By: Arvid Nelson (writer), Carlos Rafael (artist), Carlos Lopez (colorist), Edgar Rice Burroughs (creator)
The Story: The Colossus of Mars, Chapter Two of Five: Dejah Thoris, Princess of Lesser Helium, along with her father and grandfather (the Jeddak of Lesser Helium) are in the clutches of the Jeddak of Yorn. Help comes from an unexpected quarter, while more dire danger comes from another.
The Review: I’m following both this series and Warlord of Mars. While WoM is a close adaptation of Burroughs’ original novel, Nelson in Dejah Thoris is able to strike in new and unexpected directions. I love the whole vassalage of Helium to Yorn, and the Colossus built by the long dead Barsoomian scientist. Tone-wise, it feels like Burroughs and fits the canon. Nelson has given us palace intrigue, a mysterious artifact, a colorful cast of characters in deep danger and a heroine we can root for.
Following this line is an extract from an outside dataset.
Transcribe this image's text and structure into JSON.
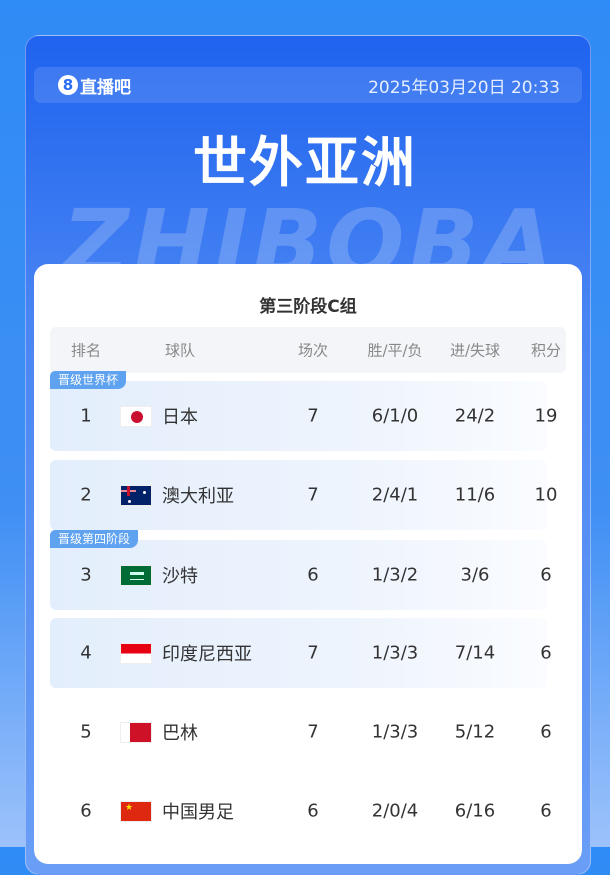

Rafael and Lopez on art are a great combination. Their green Martians were menacing, their flying ships cool, and their action scenes dynamic. I continue to appreciate their excellent depictions of the Prince of Yorn and the Jeddak’s chief advisor. Their huffing, jiggling faces were both ironic comic relief and dashes of realistic characterization. The Colossus itself, with its rough finish and hollow eyes, was way cool. And of course, our heroine was her usual stunning self.
On Dejah Thoris the character, I wasn’t completely sold, but I haven’t refused to buy, either. Burroughs’ original conception of her was very much the classic, honorable damsel in distress of the pulp tradition of early 1900s. So she needed a bit of modernizing in a way that none of the other Barsoomian characters did, given how much gender roles have changed (when Burroughs wrote Princess of Mars, women couldn’t vote in Canada). Nelson is modernizing her, but her quick and proficient hand with the cool double-bladed sword made me wonder why more women aren’t in the navies of Barsoom, especially considering Martian women are oviparous and don’t have to deal with pregnancies. I guess it’s a question of world-building consistency for me. As a modern reader, I’m quite prepared to have a Barsoom with modern gender sensibilities, but I guess it would be harder for me to buy that only the princess can defend herself while the other red women can’t. However, this is a small point and doesn’t at all detract from the story.
Conclusion: Dynamite has a winner with a great setting, a strong female lead, an unlimited storehouse of adventures and the creative team to make it happen. You should be reading the series.